More than two weeks of fighting between the Caucasus rivals has left almost 600 dead, including 73 civilians, according to a tally based on partial tolls from both sides.
The Nagorno-Karabakh region of Azerbaijan, overwhelmingly populated by Armenians, has been controlled by Armenians since a 1990s war that erupted as the Soviet Union fell.
But Azerbaijan has never hidden its desire to win back control and no state has ever recognised Nagorno-Karabakh's declaration of independence.
The fighting has been the most intense since a 1994 ceasefire ended the initial post-Soviet war. Even a humanitarian truce to allow exchanges of prisoners and dead has been too much to implement.
"Civilians are dying or suffering life-changing injuries," said International Committee of the Red Cross Eurasia regional director Martin Schuepp in a statement.
"Homes, businesses and once-busy streets are being reduced to rubble."
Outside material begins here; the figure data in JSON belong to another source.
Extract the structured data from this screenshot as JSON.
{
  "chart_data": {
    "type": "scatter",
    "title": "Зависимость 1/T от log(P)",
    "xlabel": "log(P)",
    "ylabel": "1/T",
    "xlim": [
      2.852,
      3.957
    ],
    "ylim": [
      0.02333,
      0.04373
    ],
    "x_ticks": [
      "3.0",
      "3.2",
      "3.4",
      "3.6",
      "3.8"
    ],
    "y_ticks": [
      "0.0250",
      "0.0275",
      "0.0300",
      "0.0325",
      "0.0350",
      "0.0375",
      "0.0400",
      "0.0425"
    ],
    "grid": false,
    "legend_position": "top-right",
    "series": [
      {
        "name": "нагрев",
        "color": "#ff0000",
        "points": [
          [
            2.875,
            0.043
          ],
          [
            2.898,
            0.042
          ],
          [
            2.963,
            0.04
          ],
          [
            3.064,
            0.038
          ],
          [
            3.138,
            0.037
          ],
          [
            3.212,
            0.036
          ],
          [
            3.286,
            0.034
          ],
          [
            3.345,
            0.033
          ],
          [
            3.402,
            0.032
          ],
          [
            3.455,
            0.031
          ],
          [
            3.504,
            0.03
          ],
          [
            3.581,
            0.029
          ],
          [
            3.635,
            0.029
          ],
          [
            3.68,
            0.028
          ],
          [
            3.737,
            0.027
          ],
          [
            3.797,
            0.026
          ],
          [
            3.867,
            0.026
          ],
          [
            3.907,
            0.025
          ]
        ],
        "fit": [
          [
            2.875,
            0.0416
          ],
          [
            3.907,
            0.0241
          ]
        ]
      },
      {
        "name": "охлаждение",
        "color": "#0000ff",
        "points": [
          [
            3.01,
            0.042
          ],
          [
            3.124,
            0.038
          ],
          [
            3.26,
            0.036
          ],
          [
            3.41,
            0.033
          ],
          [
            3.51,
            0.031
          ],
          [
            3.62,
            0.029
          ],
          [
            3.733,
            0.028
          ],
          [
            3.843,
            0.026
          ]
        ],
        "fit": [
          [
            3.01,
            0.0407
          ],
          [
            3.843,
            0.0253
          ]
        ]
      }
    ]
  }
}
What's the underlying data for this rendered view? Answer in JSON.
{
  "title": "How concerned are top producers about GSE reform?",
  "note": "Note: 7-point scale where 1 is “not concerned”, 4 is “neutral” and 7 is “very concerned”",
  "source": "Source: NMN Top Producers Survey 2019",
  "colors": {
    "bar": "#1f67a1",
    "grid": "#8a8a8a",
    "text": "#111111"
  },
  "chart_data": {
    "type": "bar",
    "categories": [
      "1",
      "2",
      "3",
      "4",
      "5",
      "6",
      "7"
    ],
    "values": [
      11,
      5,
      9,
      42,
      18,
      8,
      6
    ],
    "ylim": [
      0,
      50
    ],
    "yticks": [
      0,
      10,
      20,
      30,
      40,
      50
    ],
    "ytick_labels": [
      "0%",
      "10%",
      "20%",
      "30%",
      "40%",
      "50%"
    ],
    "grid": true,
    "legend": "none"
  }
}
He said hundreds of thousands of people across the region were affected, with healthcare services coming under strain and even attacked in some cases.
- Heavy shelling -
The Nagorno-Karabakh separatist authorities accused Azerbaijan of launching an offensive in the south, north and northeast of the region.
Baku accused Armenians of launching strikes on the districts of Goranboy, Terter and Agdam -- Azerbaijani territory outside Nagorno-Karabakh.
An AFP correspondent in Terter close to the front line reported hearing heavy shelling nearby and seeing a rocket launcher drive by as Azerbaijani forces sought to fire up into the mountains.
The daily fighting has made a mockery of the ceasefire agreed between the Armenian and Azerbaijani foreign ministers in the early hours of Saturday in Moscow after 11 hours of talks.
Russian Foreign Minister Sergei Lavrov on Monday acknowledged that the ceasefire was not holding and urged both sides to stop fighting.
The European Union and Iran have also called on the parties to properly observe the ceasefire.
The search for a long-term solution to the conflict, one of the most enduring headaches left after the fall of the Soviet Union, is in the hands of the Minsk Group of regional powers chaired by France, Russia and the US.
But both sides are heavily entrenched in their views and three decades of diplomacy has brought little progress.
Gela Vasadze, an analyst with Tbilisi-based think tank the Georgian Strategic Analysis Centre, said the current conflict was doing nothing to end the stalemate.
"What is clear is that Azerbaijan did achieve some military success, but not anything dramatic. We can't say Baku is close to taking control of Karabakh," he told AFP.
- High Syrian toll -
Concerns remain over the role of Turkey, which has strongly backed Azerbaijan and has been widely accused of dispatching pro-Ankara Syrian militia to assist Baku.
According to the Britain-based Syrian Observatory for Human Rights, 1,450 such fighters have gone to Azerbaijan including 250 in the last week alone.
The observatory said 119 of them had died, of whom 78 had been repatriated to Syria.
Armenia is part of a regional Russia-led security group but Moscow has so far refused to become implicated in the conflict.
Yet analysts say Turkey's involvement will put further strain on the alliance between President Vladimir Putin and Turkish counterpart Recep Tayyip Erdogan.
Iran, which has borders with both Armenia and Azerbaijan and has expressed alarm over the fighting, said a drone crashed near its border with Azerbaijan and investigations were trying to find out its origin.
Iran's arch-enemy Israel has supplied drones to Azerbaijan and Baku's ally Turkey is now also a major producer. Armenia, meanwhile, has home-produced drones.